À l’ouverture de la session parlementaire extraordinaire, l’on ne pouvait totalement écarter un scénario où le fragile équilibre (ou faudrait-il écrire plutôt le précaire déséquilibre ?) qui préside la Feuille de route se serait retrouvé complètement mis à terre par les dissensions sur la loi d’amnistie. « Retenez moi ou je fais un malheur » : la mouvance Ravalomanana aura souvent joué de cette partition dans les derniers jours.

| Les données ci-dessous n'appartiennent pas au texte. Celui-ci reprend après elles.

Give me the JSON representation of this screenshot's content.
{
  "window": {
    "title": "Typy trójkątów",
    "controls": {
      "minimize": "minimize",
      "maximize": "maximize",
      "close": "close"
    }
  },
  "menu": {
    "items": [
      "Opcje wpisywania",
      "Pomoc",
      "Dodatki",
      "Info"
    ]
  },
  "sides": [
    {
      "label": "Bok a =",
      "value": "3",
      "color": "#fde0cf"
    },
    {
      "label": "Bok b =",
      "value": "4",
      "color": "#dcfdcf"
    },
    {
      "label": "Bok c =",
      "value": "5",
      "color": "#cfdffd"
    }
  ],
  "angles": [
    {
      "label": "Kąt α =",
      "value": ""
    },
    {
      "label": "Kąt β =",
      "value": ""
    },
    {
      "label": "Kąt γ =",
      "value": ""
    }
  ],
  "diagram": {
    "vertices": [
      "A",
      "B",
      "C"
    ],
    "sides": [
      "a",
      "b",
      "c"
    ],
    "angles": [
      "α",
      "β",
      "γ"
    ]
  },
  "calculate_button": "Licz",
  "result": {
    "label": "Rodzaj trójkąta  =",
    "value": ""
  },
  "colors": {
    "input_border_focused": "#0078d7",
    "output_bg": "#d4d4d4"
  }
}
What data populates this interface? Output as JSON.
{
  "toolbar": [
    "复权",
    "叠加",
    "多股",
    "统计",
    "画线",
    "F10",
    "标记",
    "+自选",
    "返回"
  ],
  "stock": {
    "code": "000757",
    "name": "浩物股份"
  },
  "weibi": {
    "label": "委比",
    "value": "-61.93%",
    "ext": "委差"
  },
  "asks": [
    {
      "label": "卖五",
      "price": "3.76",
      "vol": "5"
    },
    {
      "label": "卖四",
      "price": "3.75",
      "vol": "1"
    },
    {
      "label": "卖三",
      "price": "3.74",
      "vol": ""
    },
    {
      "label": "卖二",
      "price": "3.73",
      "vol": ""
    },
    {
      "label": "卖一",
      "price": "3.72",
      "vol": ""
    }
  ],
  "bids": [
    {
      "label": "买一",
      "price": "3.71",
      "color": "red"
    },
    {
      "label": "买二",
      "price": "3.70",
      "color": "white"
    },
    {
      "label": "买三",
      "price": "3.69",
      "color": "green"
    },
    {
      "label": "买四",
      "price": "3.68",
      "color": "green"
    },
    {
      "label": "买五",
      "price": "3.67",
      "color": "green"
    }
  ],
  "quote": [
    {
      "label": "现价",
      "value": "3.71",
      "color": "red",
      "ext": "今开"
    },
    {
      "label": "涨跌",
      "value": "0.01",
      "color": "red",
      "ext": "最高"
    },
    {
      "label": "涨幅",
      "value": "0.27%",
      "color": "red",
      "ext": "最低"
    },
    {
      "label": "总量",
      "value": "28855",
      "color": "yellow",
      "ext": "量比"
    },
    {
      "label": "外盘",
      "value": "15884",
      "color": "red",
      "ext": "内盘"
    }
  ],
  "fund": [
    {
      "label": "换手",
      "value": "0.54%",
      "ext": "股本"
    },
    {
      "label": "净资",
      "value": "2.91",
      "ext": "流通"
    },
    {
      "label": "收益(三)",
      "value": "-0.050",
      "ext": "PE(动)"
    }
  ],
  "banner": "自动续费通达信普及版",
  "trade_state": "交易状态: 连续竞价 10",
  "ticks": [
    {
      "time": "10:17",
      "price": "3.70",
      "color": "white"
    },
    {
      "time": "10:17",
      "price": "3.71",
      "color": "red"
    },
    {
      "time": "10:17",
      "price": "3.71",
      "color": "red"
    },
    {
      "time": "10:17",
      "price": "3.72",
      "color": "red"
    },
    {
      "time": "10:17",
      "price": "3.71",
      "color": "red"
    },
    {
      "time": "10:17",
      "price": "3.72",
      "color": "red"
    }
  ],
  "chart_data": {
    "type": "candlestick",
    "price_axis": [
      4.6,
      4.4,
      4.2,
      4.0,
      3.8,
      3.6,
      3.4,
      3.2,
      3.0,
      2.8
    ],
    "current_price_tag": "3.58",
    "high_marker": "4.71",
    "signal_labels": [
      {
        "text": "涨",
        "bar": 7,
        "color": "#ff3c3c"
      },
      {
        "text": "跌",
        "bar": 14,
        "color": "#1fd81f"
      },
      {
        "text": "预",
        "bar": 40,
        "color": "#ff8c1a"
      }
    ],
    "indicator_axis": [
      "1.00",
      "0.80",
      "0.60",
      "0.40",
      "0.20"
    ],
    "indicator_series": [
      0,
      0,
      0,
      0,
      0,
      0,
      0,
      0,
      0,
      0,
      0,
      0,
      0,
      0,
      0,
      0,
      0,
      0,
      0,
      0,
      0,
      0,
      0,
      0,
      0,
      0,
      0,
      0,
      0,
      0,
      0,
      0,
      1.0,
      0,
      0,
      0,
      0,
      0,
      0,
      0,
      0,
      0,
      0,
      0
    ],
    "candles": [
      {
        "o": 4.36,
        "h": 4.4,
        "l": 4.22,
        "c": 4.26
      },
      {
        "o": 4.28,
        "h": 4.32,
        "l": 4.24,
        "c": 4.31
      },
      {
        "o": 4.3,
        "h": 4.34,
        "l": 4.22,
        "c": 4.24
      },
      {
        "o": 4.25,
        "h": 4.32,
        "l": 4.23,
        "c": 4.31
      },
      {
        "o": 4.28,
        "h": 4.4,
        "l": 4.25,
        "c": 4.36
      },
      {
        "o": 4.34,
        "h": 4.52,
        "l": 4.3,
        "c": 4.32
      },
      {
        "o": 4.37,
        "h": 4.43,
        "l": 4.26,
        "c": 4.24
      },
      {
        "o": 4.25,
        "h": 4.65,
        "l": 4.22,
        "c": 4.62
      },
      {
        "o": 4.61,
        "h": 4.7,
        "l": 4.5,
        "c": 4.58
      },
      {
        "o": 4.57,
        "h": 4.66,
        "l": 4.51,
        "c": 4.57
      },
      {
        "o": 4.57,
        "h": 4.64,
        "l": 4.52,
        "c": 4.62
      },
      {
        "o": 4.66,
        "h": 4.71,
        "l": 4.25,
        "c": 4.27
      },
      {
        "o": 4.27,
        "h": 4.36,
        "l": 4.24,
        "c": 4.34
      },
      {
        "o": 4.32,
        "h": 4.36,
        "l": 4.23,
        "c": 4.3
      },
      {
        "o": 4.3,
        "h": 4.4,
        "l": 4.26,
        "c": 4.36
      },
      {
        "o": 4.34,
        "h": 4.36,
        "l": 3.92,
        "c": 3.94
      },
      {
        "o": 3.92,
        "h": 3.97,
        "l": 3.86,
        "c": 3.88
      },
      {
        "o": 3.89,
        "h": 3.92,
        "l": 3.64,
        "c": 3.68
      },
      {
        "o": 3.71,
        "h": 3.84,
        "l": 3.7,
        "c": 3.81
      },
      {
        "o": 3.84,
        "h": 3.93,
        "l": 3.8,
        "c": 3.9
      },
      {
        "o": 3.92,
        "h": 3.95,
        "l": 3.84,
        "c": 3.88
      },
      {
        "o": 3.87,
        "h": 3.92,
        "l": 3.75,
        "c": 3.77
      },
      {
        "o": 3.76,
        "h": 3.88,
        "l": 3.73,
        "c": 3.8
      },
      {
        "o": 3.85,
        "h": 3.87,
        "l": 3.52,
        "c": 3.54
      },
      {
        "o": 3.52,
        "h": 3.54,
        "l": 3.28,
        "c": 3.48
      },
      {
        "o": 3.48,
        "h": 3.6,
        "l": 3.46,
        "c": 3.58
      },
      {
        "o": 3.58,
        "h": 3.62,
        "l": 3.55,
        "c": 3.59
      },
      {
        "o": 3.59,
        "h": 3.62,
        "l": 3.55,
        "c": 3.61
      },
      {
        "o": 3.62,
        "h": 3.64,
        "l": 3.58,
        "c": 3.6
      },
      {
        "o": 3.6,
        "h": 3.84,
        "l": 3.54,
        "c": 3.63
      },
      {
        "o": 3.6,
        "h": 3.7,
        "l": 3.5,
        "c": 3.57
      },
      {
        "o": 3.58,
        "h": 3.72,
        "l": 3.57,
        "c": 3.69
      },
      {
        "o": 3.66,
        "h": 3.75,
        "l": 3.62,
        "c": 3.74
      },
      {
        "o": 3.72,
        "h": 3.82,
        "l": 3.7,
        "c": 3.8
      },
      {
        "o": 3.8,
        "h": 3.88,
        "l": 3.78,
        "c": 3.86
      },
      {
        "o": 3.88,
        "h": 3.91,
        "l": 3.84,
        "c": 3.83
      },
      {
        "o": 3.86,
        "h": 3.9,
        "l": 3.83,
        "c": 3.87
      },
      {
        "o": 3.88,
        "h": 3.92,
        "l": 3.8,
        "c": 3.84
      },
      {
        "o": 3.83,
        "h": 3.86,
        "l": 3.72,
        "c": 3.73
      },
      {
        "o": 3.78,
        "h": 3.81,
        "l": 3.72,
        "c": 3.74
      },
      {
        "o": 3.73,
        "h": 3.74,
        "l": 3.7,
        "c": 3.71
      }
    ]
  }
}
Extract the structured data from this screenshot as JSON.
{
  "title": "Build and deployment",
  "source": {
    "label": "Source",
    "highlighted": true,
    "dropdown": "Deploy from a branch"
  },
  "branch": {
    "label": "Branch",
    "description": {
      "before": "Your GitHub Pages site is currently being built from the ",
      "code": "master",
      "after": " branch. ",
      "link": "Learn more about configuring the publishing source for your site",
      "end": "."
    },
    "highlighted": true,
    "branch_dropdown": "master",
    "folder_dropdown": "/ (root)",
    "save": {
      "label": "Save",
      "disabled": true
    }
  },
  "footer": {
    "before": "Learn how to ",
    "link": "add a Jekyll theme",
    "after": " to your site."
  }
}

La semaine en cours passait pour être à risques, et elle n’a certes pas été sans cahots. Au final, le sens des responsabilités aura prévalu. C’est une chose de manifester son désaccord en sortant épisodiquement des réunions ou en refusant de participer à des votes ; cela en aurait été une toute autre de démissionner de toutes les institutions de la transition et de se priver de tous les moyens d’observer véritablement le processus, et plus particulièrement les étapes de la préparation des élections. Il est vrai qu’il aurait sans doute été difficile de faire comprendre à une opinion publique un peu lasse pourquoi un désaccord sur l’inclusion ou la non inclusion de références à tel ou tel article particulier du Code pénal dans la rédaction des exceptions à la loi d’amnistie devrait être cause de clash fondamental.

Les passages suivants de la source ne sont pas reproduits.